Over the course of the war, Lincoln’s understanding of the Union deepened and expanded. What began as a constitutional battle to preserve the nation as a legal entity became, in his mind, a moral struggle over what kind of country America would be.

That evolution came into focus at Gettysburg. When Lincoln arrived there in November 1863, the rolling fields still bore the scars of one of the bloodiest battles ever fought on American soil. Workers had labored for ten days to clear the dead. Lincoln himself was exhausted and ill — “a ghastly color,” one of his cabinet secretaries observed. Edward Everett, one of the most celebrated orators in America, delivered a two-hour address. Then Lincoln rose and spoke for barely two minutes.

In just 272 short words, Lincoln transformed the meaning of the war and the Union itself.

No longer were the states mere parties to a contract, as he described them in his First Inaugural. The United States was now a nation “conceived in liberty, and dedicated to the proposition that all men are created equal.” The sacrifices at Gettysburg had given the Union a moral purpose beyond itself, an “unfinished work” testing whether government of the people, by the people, for the people could survive at all.

Once Lincoln came to see the Union this way, triumph on the battlefield was not enough. If the nation was to endure, it would have to emerge from war true to the ideals for which so many had fought and died. By the time Lincoln delivered his Second Inaugural Address near the war’s end, he would call on Americans to move forward without malice, realizing that a lasting union required not only victory, but restraint; not only strength, but a sense of shared obligation to one another.

Lincoln understood what George Washington understood when he led farmers, craftsmen, and shopkeepers to rise up against an empire. What Franklin D. Roosevelt understood when he lifted us out of the Great Depression, built an arsenal of democracy, and created the largest middle-class in history with the GI Bill. What Dwight D. Eisenhower understood when he created an interstate highway system that knit together cities and towns across the country. What John F. Kennedy understood when he sent us to the moon.

All these presidents recognized that America is — and always has been — more than a band of thirteen colonies, more than a bunch of Yankees and Confederates, more than a collection of red states and blue states. We are the United States of America and there isn’t any dream beyond our reach, any obstacle that can stand in our way, when we recognize that our individual liberty is served, not negated, by pursuit of the common good.

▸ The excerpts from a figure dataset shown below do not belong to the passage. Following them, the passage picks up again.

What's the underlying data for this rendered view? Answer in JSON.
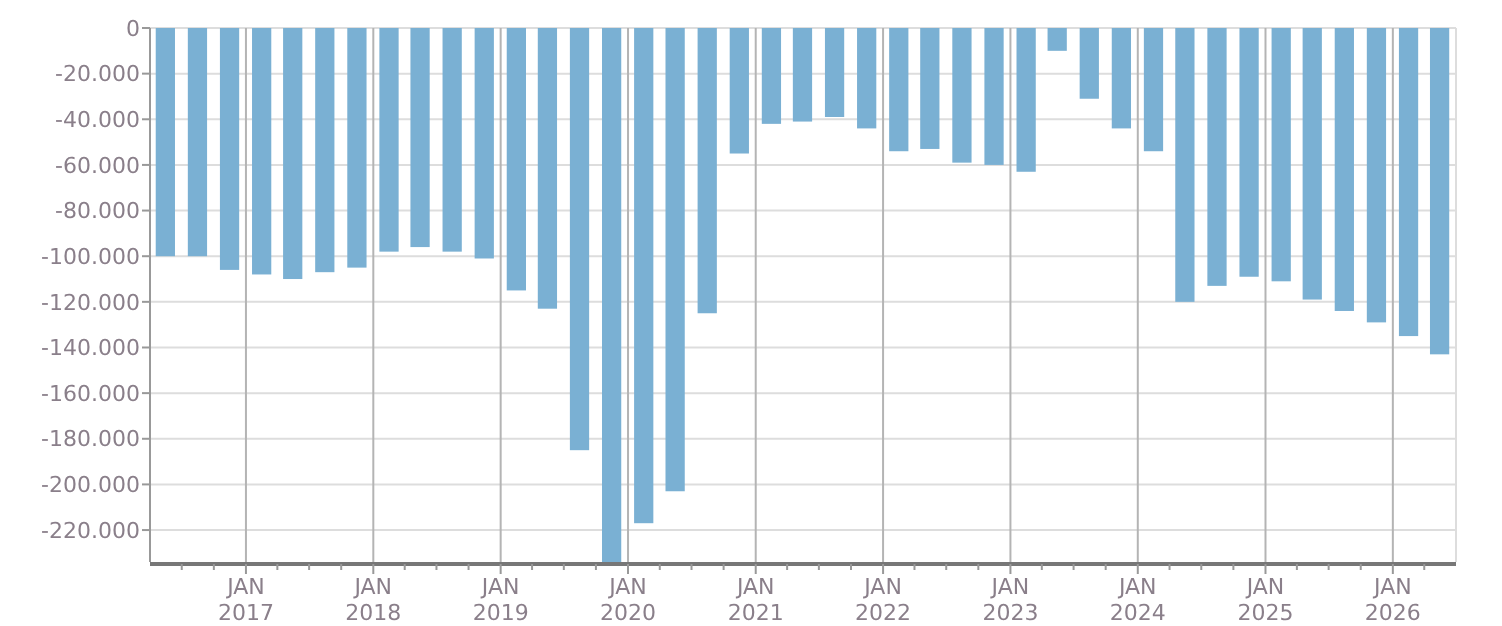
{
  "chart_data": {
    "type": "bar",
    "x": [
      "2016-05-15",
      "2016-08-15",
      "2016-11-15",
      "2017-02-15",
      "2017-05-15",
      "2017-08-15",
      "2017-11-15",
      "2018-02-15",
      "2018-05-15",
      "2018-08-15",
      "2018-11-15",
      "2019-02-15",
      "2019-05-15",
      "2019-08-15",
      "2019-11-15",
      "2020-02-15",
      "2020-05-15",
      "2020-08-15",
      "2020-11-15",
      "2021-02-15",
      "2021-05-15",
      "2021-08-15",
      "2021-11-15",
      "2022-02-15",
      "2022-05-15",
      "2022-08-15",
      "2022-11-15",
      "2023-02-15",
      "2023-05-15",
      "2023-08-15",
      "2023-11-15",
      "2024-02-15",
      "2024-05-15",
      "2024-08-15",
      "2024-11-15",
      "2025-02-15",
      "2025-05-15",
      "2025-08-15",
      "2025-11-15",
      "2026-02-15",
      "2026-05-15"
    ],
    "values": [
      -100000,
      -100000,
      -106000,
      -108000,
      -110000,
      -107000,
      -105000,
      -98000,
      -96000,
      -98000,
      -101000,
      -115000,
      -123000,
      -185000,
      -234000,
      -217000,
      -203000,
      -125000,
      -55000,
      -42000,
      -41000,
      -39000,
      -44000,
      -54000,
      -53000,
      -59000,
      -60000,
      -63000,
      -10000,
      -31000,
      -44000,
      -54000,
      -120000,
      -113000,
      -109000,
      -111000,
      -119000,
      -124000,
      -129000,
      -135000,
      -143000
    ],
    "color": "#7ab0d3",
    "xlim": [
      "2016-04-01",
      "2026-07-01"
    ],
    "xticks": [
      {
        "value": "2016-07-01",
        "label": null
      },
      {
        "value": "2016-10-01",
        "label": null
      },
      {
        "value": "2017-01-01",
        "label": "JAN 2017"
      },
      {
        "value": "2017-04-01",
        "label": null
      },
      {
        "value": "2017-07-01",
        "label": null
      },
      {
        "value": "2017-10-01",
        "label": null
      },
      {
        "value": "2018-01-01",
        "label": "JAN 2018"
      },
      {
        "value": "2018-04-01",
        "label": null
      },
      {
        "value": "2018-07-01",
        "label": null
      },
      {
        "value": "2018-10-01",
        "label": null
      },
      {
        "value": "2019-01-01",
        "label": "JAN 2019"
      },
      {
        "value": "2019-04-01",
        "label": null
      },
      {
        "value": "2019-07-01",
        "label": null
      },
      {
        "value": "2019-10-01",
        "label": null
      },
      {
        "value": "2020-01-01",
        "label": "JAN 2020"
      },
      {
        "value": "2020-04-01",
        "label": null
      },
      {
        "value": "2020-07-01",
        "label": null
      },
      {
        "value": "2020-10-01",
        "label": null
      },
      {
        "value": "2021-01-01",
        "label": "JAN 2021"
      },
      {
        "value": "2021-04-01",
        "label": null
      },
      {
        "value": "2021-07-01",
        "label": null
      },
      {
        "value": "2021-10-01",
        "label": null
      },
      {
        "value": "2022-01-01",
        "label": "JAN 2022"
      },
      {
        "value": "2022-04-01",
        "label": null
      },
      {
        "value": "2022-07-01",
        "label": null
      },
      {
        "value": "2022-10-01",
        "label": null
      },
      {
        "value": "2023-01-01",
        "label": "JAN 2023"
      },
      {
        "value": "2023-04-01",
        "label": null
      },
      {
        "value": "2023-07-01",
        "label": null
      },
      {
        "value": "2023-10-01",
        "label": null
      },
      {
        "value": "2024-01-01",
        "label": "JAN 2024"
      },
      {
        "value": "2024-04-01",
        "label": null
      },
      {
        "value": "2024-07-01",
        "label": null
      },
      {
        "value": "2024-10-01",
        "label": null
      },
      {
        "value": "2025-01-01",
        "label": "JAN 2025"
      },
      {
        "value": "2025-04-01",
        "label": null
      },
      {
        "value": "2025-07-01",
        "label": null
      },
      {
        "value": "2025-10-01",
        "label": null
      },
      {
        "value": "2026-01-01",
        "label": "JAN 2026"
      },
      {
        "value": "2026-04-01",
        "label": null
      }
    ],
    "ylim": [
      -234000,
      0
    ],
    "yticks": [
      {
        "value": 0,
        "label": "0"
      },
      {
        "value": -20000,
        "label": "-20.000"
      },
      {
        "value": -40000,
        "label": "-40.000"
      },
      {
        "value": -60000,
        "label": "-60.000"
      },
      {
        "value": -80000,
        "label": "-80.000"
      },
      {
        "value": -100000,
        "label": "-100.000"
      },
      {
        "value": -120000,
        "label": "-120.000"
      },
      {
        "value": -140000,
        "label": "-140.000"
      },
      {
        "value": -160000,
        "label": "-160.000"
      },
      {
        "value": -180000,
        "label": "-180.000"
      },
      {
        "value": -200000,
        "label": "-200.000"
      },
      {
        "value": -220000,
        "label": "-220.000"
      }
    ],
    "grid": true
  }
}
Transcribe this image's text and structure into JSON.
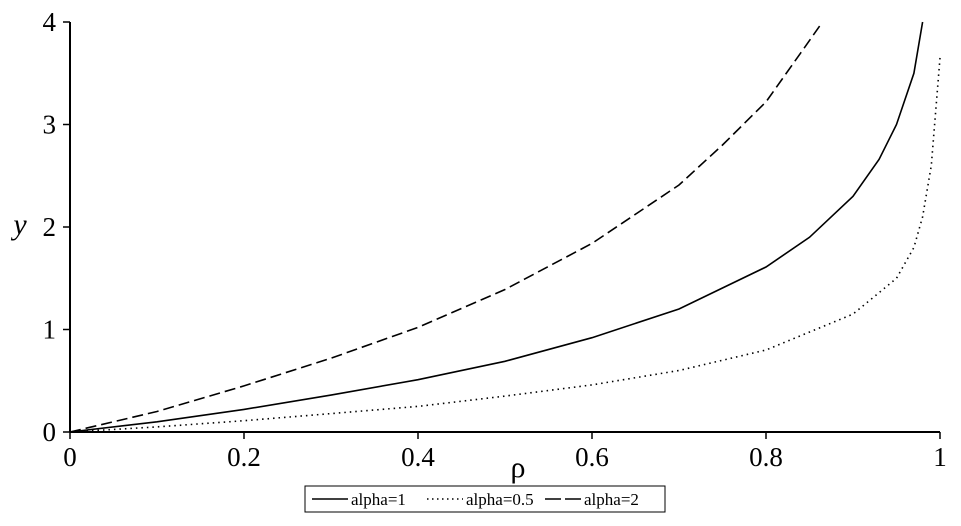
{
  "chart_data": {
    "type": "line",
    "title": "",
    "xlabel": "ρ",
    "ylabel": "y",
    "xlim": [
      0,
      1
    ],
    "ylim": [
      0,
      4
    ],
    "x_ticks": [
      0,
      0.2,
      0.4,
      0.6,
      0.8,
      1
    ],
    "x_tick_labels": [
      "0",
      "0.2",
      "0.4",
      "0.6",
      "0.8",
      "1"
    ],
    "y_ticks": [
      0,
      1,
      2,
      3,
      4
    ],
    "y_tick_labels": [
      "0",
      "1",
      "2",
      "3",
      "4"
    ],
    "grid": false,
    "legend_position": "bottom-center",
    "series": [
      {
        "name": "alpha=1",
        "style": "solid",
        "points": [
          [
            0,
            0
          ],
          [
            0.1,
            0.1
          ],
          [
            0.2,
            0.22
          ],
          [
            0.3,
            0.36
          ],
          [
            0.4,
            0.51
          ],
          [
            0.5,
            0.69
          ],
          [
            0.6,
            0.92
          ],
          [
            0.7,
            1.2
          ],
          [
            0.8,
            1.61
          ],
          [
            0.85,
            1.9
          ],
          [
            0.9,
            2.3
          ],
          [
            0.93,
            2.66
          ],
          [
            0.95,
            3.0
          ],
          [
            0.97,
            3.5
          ],
          [
            0.98,
            4.0
          ]
        ]
      },
      {
        "name": "alpha=0.5",
        "style": "dotted",
        "points": [
          [
            0,
            0
          ],
          [
            0.1,
            0.05
          ],
          [
            0.2,
            0.11
          ],
          [
            0.3,
            0.18
          ],
          [
            0.4,
            0.25
          ],
          [
            0.5,
            0.35
          ],
          [
            0.6,
            0.46
          ],
          [
            0.7,
            0.6
          ],
          [
            0.8,
            0.8
          ],
          [
            0.9,
            1.15
          ],
          [
            0.95,
            1.5
          ],
          [
            0.97,
            1.8
          ],
          [
            0.98,
            2.1
          ],
          [
            0.99,
            2.6
          ],
          [
            1.0,
            3.65
          ]
        ]
      },
      {
        "name": "alpha=2",
        "style": "dashed",
        "points": [
          [
            0,
            0
          ],
          [
            0.1,
            0.2
          ],
          [
            0.2,
            0.45
          ],
          [
            0.3,
            0.72
          ],
          [
            0.4,
            1.02
          ],
          [
            0.5,
            1.39
          ],
          [
            0.6,
            1.84
          ],
          [
            0.7,
            2.41
          ],
          [
            0.75,
            2.8
          ],
          [
            0.8,
            3.22
          ],
          [
            0.84,
            3.7
          ],
          [
            0.865,
            4.0
          ]
        ]
      }
    ]
  }
}
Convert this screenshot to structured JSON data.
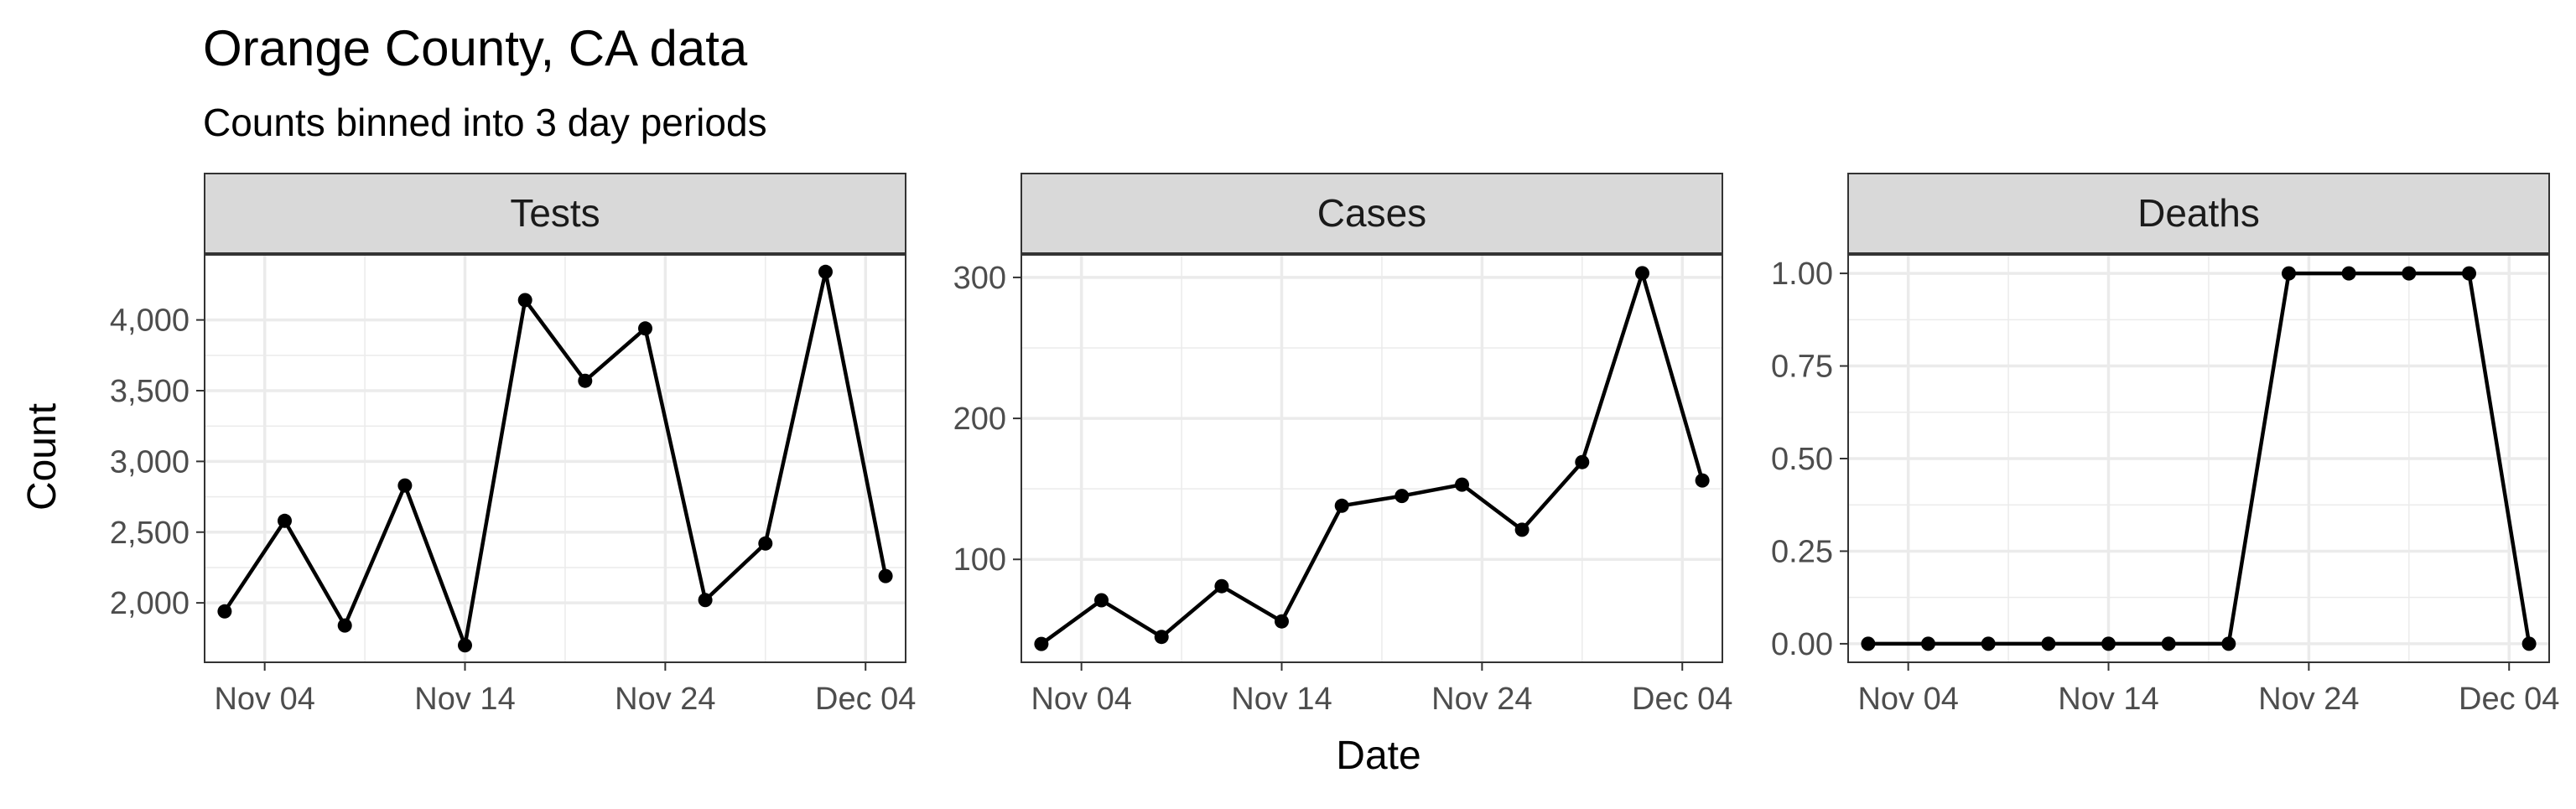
{
  "title": "Orange County, CA data",
  "subtitle": "Counts binned into 3 day periods",
  "xlabel": "Date",
  "ylabel": "Count",
  "chart_data": [
    {
      "type": "line",
      "panel": "Tests",
      "x": [
        "2020-11-02",
        "2020-11-05",
        "2020-11-08",
        "2020-11-11",
        "2020-11-14",
        "2020-11-17",
        "2020-11-20",
        "2020-11-23",
        "2020-11-26",
        "2020-11-29",
        "2020-12-02",
        "2020-12-05"
      ],
      "values": [
        1940,
        2580,
        1840,
        2830,
        1700,
        4140,
        3570,
        3940,
        2020,
        2420,
        4340,
        2190
      ],
      "ylim": [
        1580,
        4460
      ],
      "yticks": [
        2000,
        2500,
        3000,
        3500,
        4000
      ],
      "ytick_labels": [
        "2,000",
        "2,500",
        "3,000",
        "3,500",
        "4,000"
      ]
    },
    {
      "type": "line",
      "panel": "Cases",
      "x": [
        "2020-11-02",
        "2020-11-05",
        "2020-11-08",
        "2020-11-11",
        "2020-11-14",
        "2020-11-17",
        "2020-11-20",
        "2020-11-23",
        "2020-11-26",
        "2020-11-29",
        "2020-12-02",
        "2020-12-05"
      ],
      "values": [
        40,
        71,
        45,
        81,
        56,
        138,
        145,
        153,
        121,
        169,
        303,
        156
      ],
      "ylim": [
        27,
        316
      ],
      "yticks": [
        100,
        200,
        300
      ],
      "ytick_labels": [
        "100",
        "200",
        "300"
      ]
    },
    {
      "type": "line",
      "panel": "Deaths",
      "x": [
        "2020-11-02",
        "2020-11-05",
        "2020-11-08",
        "2020-11-11",
        "2020-11-14",
        "2020-11-17",
        "2020-11-20",
        "2020-11-23",
        "2020-11-26",
        "2020-11-29",
        "2020-12-02",
        "2020-12-05"
      ],
      "values": [
        0,
        0,
        0,
        0,
        0,
        0,
        0,
        1,
        1,
        1,
        1,
        0
      ],
      "ylim": [
        -0.05,
        1.05
      ],
      "yticks": [
        0,
        0.25,
        0.5,
        0.75,
        1
      ],
      "ytick_labels": [
        "0.00",
        "0.25",
        "0.50",
        "0.75",
        "1.00"
      ]
    }
  ],
  "xlim": [
    "2020-11-01",
    "2020-12-06"
  ],
  "xticks": [
    "2020-11-04",
    "2020-11-14",
    "2020-11-24",
    "2020-12-04"
  ],
  "xtick_labels": [
    "Nov 04",
    "Nov 14",
    "Nov 24",
    "Dec 04"
  ],
  "grid": true,
  "colors": {
    "line": "#000000",
    "strip": "#d9d9d9",
    "grid": "#ebebeb",
    "panel_border": "#333333"
  }
}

More than anything, that’s what Abraham Lincoln taught us. That union is not simply a matter of law or accident of geography, but a moral commitment we make to our fellow citizens and to our shared future. That democracies endure not only because of constitutions or armies, but because free people choose, again and again, to bind their fates together. That only by maintaining a sense of shared sacrifice and responsibility — for ourselves and one another — can we do the work that must be done in this country. And that it is precisely when the climb is steepest that we relearn how to take the mountaintop, as one nation and one people.

That’s the very definition of what it means to be American. And together, that’s how we will do what Lincoln called on us to do, and “nobly save…the last best hope of earth.”